Primo di una lunga serie, o forse dovrei dire l’ultimo di una lunga serie fino ad ora. Evidentemente abbiamo avuto bisogno di un tempo in questi anni per stare senza casa e vivere un nomadismo che ha il sapore della ricerca. Come dice la vecchia jaqueline, la ricerca della casa interiore. Chissà.
Gli ultimi pezzi di mudanza si sono moltiplicati la notte prima di lasciare il piso di valencia, raddoppiando nelle dimensioni, nel peso, nell’ingombro. Oggetti fino ad allora invisibili hanno preso forma ricordandoci che avevamo una stufa, un bollitore, panni sporchi, asciugamani. Il viaggio con bici e zainetto si è così trasformato in un doppio viaggio con bici e zainetto e 2 mega borsoni. Fantozzianamente abbiamo reso possibile l’impossibile, dal percorso in bici fino alla metro carichi come muli, la doppia discesa in ascensore, il tragitto nel vagone abitato di passeggeri incuriositi dal nostro ingombrante bagaglio. Con sveglia alle 9 e colazione veloce, abbiamo concluso il tutto alle 4 del pomeriggio, con pranzo rapido con tutto ciò che avanzava in frigo e in dispensa: fagioli, gelato, un pezzetto di pecorino, un’arancia, un biscotto 3 fette biscottate, due bicchieri di succo di mela, una fetta di torta alla pera. Il granizado al limone è andato in omaggio ad alejandro.
Da tempo non venivamo ad alcasser , a la huerta di raul. Stare lontani da questo posto crea una specie di amnesia rispetto all’effetto che ha sulle persone, rispetto a quello che produce il solo transitare da queste parti. Si attiva una speciale trasformazione graduale e inconsapevole, a partire da quella strana sensazione di ampio, di largo respiro che è un cielo sterminato sopra la campagna. “certo che qui ad alcasser c’è casino di cielo” ha detto la benni mentre ci avvicinavamo alla casa di raul.
Il ritmo qui è completamente diverso e le giornate seguono una scansione regolata dalla luce del sole. Le ore non vengono scandite dall’orologio (è impossibile trovarne uno alle pareti) o da impegni di qualsiasi tipo; solo la fame, il freddo o il caldo, la stanchezza, il sonno, il desiderio di fare altro o fare niente. Sempre la vecchia jaqueline parlava al riguardo del ritmo dell’eternità. Solo stando qui ho potuto riconsiderare cosa intendesse dire.

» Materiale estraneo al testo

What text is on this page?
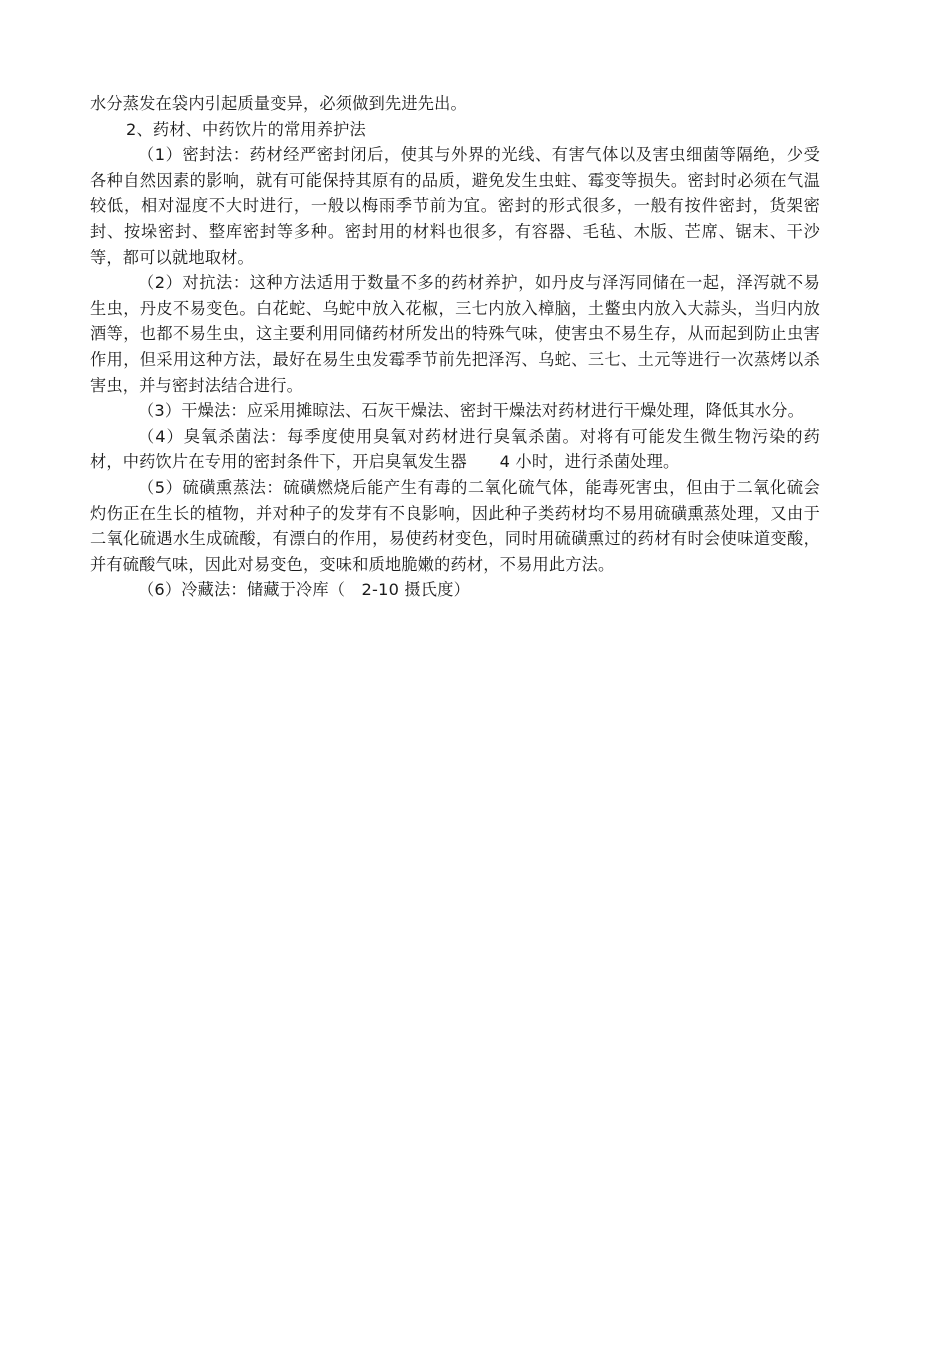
水分蒸发在袋内引起质量变异，必须做到先进先出。

2、药材、中药饮片的常用养护法

（1）密封法：药材经严密封闭后，使其与外界的光线、有害气体以及害虫细菌等隔绝，少受各种自然因素的影响，就有可能保持其原有的品质，避免发生虫蛀、霉变等损失。密封时必须在气温较低，相对湿度不大时进行，一般以梅雨季节前为宜。密封的形式很多，一般有按件密封，货架密封、按垛密封、整库密封等多种。密封用的材料也很多，有容器、毛毡、木版、芒席、锯末、干沙等，都可以就地取材。

（2）对抗法：这种方法适用于数量不多的药材养护，如丹皮与泽泻同储在一起，泽泻就不易生虫，丹皮不易变色。白花蛇、乌蛇中放入花椒，三七内放入樟脑，土鳖虫内放入大蒜头，当归内放酒等，也都不易生虫，这主要利用同储药材所发出的特殊气味，使害虫不易生存，从而起到防止虫害作用，但采用这种方法，最好在易生虫发霉季节前先把泽泻、乌蛇、三七、土元等进行一次蒸烤以杀害虫，并与密封法结合进行。

（3）干燥法：应采用摊晾法、石灰干燥法、密封干燥法对药材进行干燥处理，降低其水分。

（4）臭氧杀菌法：每季度使用臭氧对药材进行臭氧杀菌。对将有可能发生微生物污染的药材，中药饮片在专用的密封条件下，开启臭氧发生器　　4 小时，进行杀菌处理。

（5）硫磺熏蒸法：硫磺燃烧后能产生有毒的二氧化硫气体，能毒死害虫，但由于二氧化硫会灼伤正在生长的植物，并对种子的发芽有不良影响，因此种子类药材均不易用硫磺熏蒸处理，又由于二氧化硫遇水生成硫酸，有漂白的作用，易使药材变色，同时用硫磺熏过的药材有时会使味道变酸，并有硫酸气味，因此对易变色，变味和质地脆嫩的药材，不易用此方法。

（6）冷藏法：储藏于冷库（　2-10 摄氏度）
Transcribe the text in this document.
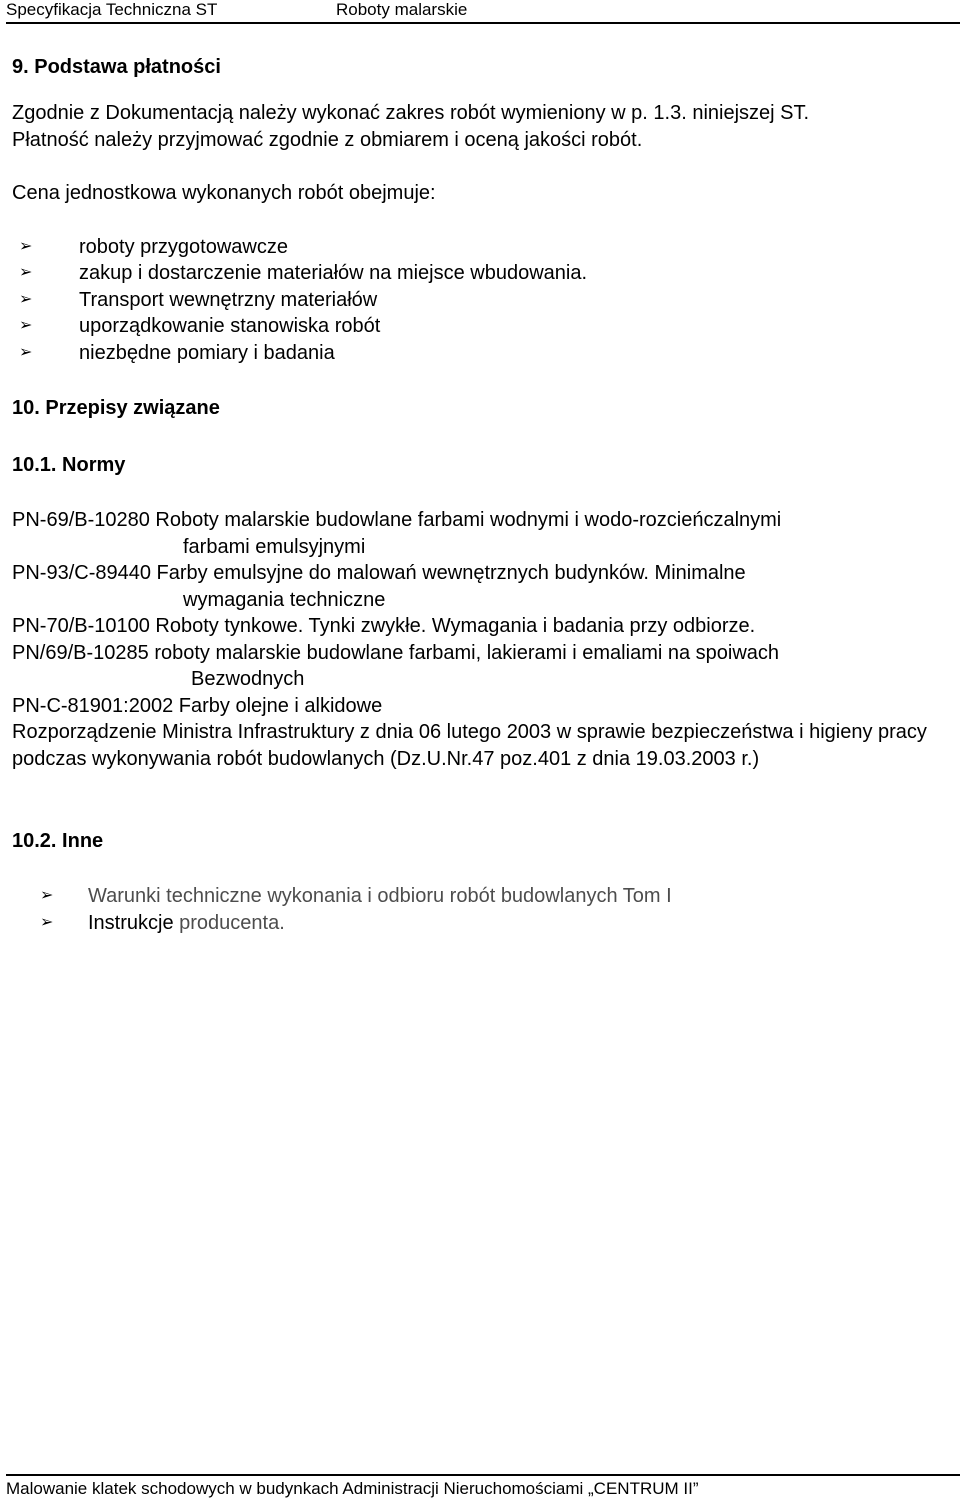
Specyfikacja Techniczna ST	Roboty malarskie
9. Podstawa płatności

Zgodnie z Dokumentacją należy wykonać zakres robót wymieniony w p. 1.3. niniejszej ST.

Płatność należy przyjmować zgodnie z obmiarem i oceną jakości robót.

Cena jednostkowa wykonanych robót obejmuje:

➢ roboty przygotowawcze
➢ zakup i dostarczenie materiałów na miejsce wbudowania.
➢ Transport wewnętrzny materiałów
➢ uporządkowanie stanowiska robót
➢ niezbędne pomiary i badania
10. Przepisy związane
10.1. Normy

PN-69/B-10280 Roboty malarskie budowlane farbami wodnymi i wodo-rozcieńczalnymi
farbami emulsyjnymi

PN-93/C-89440 Farby emulsyjne do malowań wewnętrznych budynków. Minimalne
wymagania techniczne

PN-70/B-10100 Roboty tynkowe. Tynki zwykłe. Wymagania i badania przy odbiorze.

PN/69/B-10285 roboty malarskie budowlane farbami, lakierami i emaliami na spoiwach
Bezwodnych

PN-C-81901:2002 Farby olejne i alkidowe

Rozporządzenie Ministra Infrastruktury z dnia 06 lutego 2003 w sprawie bezpieczeństwa i higieny pracy podczas wykonywania robót budowlanych (Dz.U.Nr.47 poz.401 z dnia 19.03.2003 r.)

10.2. Inne
➢ Warunki techniczne wykonania i odbioru robót budowlanych Tom I
➢ Instrukcje producenta.
Malowanie klatek schodowych w budynkach Administracji Nieruchomościami „CENTRUM II”
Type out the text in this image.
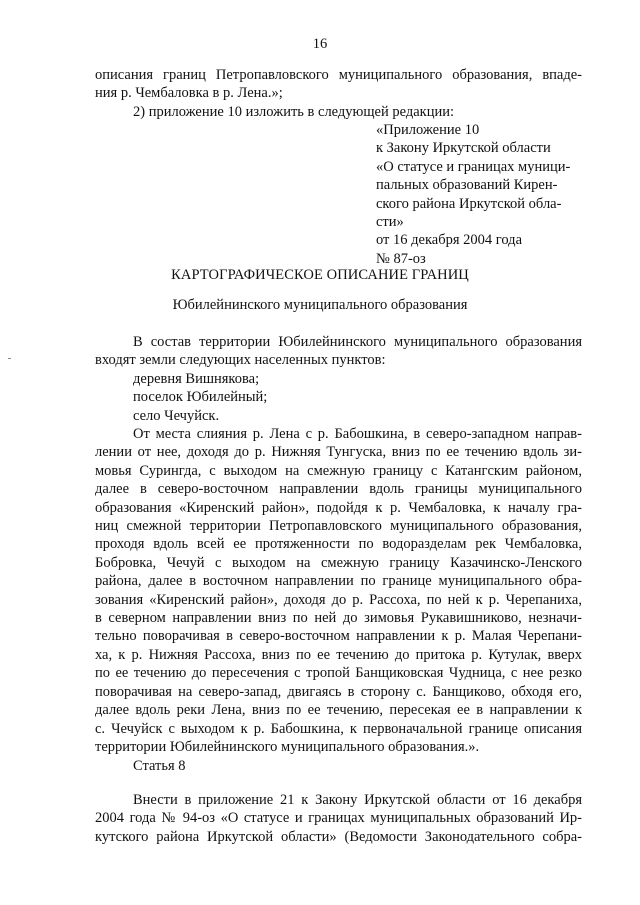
16
описания границ Петропавловского муниципального образования, впаде-
ния р. Чембаловка в р. Лена.»;
2) приложение 10 изложить в следующей редакции:
«Приложение 10
к Закону Иркутской области
«О статусе и границах муници-
пальных образований Кирен-
ского района Иркутской обла-
сти»
от 16 декабря 2004 года
№ 87-оз
КАРТОГРАФИЧЕСКОЕ ОПИСАНИЕ ГРАНИЦ
Юбилейнинского муниципального образования
В состав территории Юбилейнинского муниципального образования
входят земли следующих населенных пунктов:
деревня Вишнякова;
поселок Юбилейный;
село Чечуйск.
От места слияния р. Лена с р. Бабошкина, в северо-западном направ-
лении от нее, доходя до р. Нижняя Тунгуска, вниз по ее течению вдоль зи-
мовья Сурингда, с выходом на смежную границу с Катангским районом,
далее в северо-восточном направлении вдоль границы муниципального
образования «Киренский район», подойдя к р. Чембаловка, к началу гра-
ниц смежной территории Петропавловского муниципального образования,
проходя вдоль всей ее протяженности по водоразделам рек Чембаловка,
Бобровка, Чечуй с выходом на смежную границу Казачинско-Ленского
района, далее в восточном направлении по границе муниципального обра-
зования «Киренский район», доходя до р. Рассоха, по ней к р. Черепаниха,
в северном направлении вниз по ней до зимовья Рукавишниково, незначи-
тельно поворачивая в северо-восточном направлении к р. Малая Черепани-
ха, к р. Нижняя Рассоха, вниз по ее течению до притока р. Кутулак, вверх
по ее течению до пересечения с тропой Банщиковская Чудница, с нее резко
поворачивая на северо-запад, двигаясь в сторону с. Банщиково, обходя его,
далее вдоль реки Лена, вниз по ее течению, пересекая ее в направлении к
с. Чечуйск с выходом к р. Бабошкина, к первоначальной границе описания
территории Юбилейнинского муниципального образования.».
Статья 8
Внести в приложение 21 к Закону Иркутской области от 16 декабря
2004 года № 94-оз «О статусе и границах муниципальных образований Ир-
кутского района Иркутской области» (Ведомости Законодательного собра-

La nostra nuova stanza è un altillo, una specie di piano a castello, costruito con assi di legno abbandonate, senza parapetto dai lati e una scaletta con 3 gradini per scendere e salire. Tutti i nostri averi sono concentrati in questi 5 metri quadrati, vestiti, materasso, libri, computer e cazzate varie comprese. Ennesimo esercizio di essenzialità. E non è mai abbastanza: la trappola dell’accumulo e dell’allargarsi è sempre perennemente in agguato.
Abbiamo lavorato nell’orto facendo un po’ di tutto: seminare, trapiantare, montare impalcature per pomodori con vecchie reti di letto, innaffiare, invasare, posizionare gomme e canne di fiume.
Nel frattempo la casa si muoveva tra le lunghe preparazioni dei pasti, le lente chiacchiere a tavola, le prove di teatro di jimena e elena, le nuove coinquiline di questi giorni. Ma qui davvero passa di tutto. Ogni giorno arrivano, si fermano e se ne vanno persone di ogni tipo. Un richiamo silenzioso attrae le persone a questa catapecchia arrangiata alla meglio, proprio come d’inverno, sulla deserta riviera romagnola, si vedono arrivare in spiaggia alla spicciolata coppiette e passeggiatori solitari a rimirare il mare.
Che strana sensazione si respira.
Pensare cosa si può fare con così poco.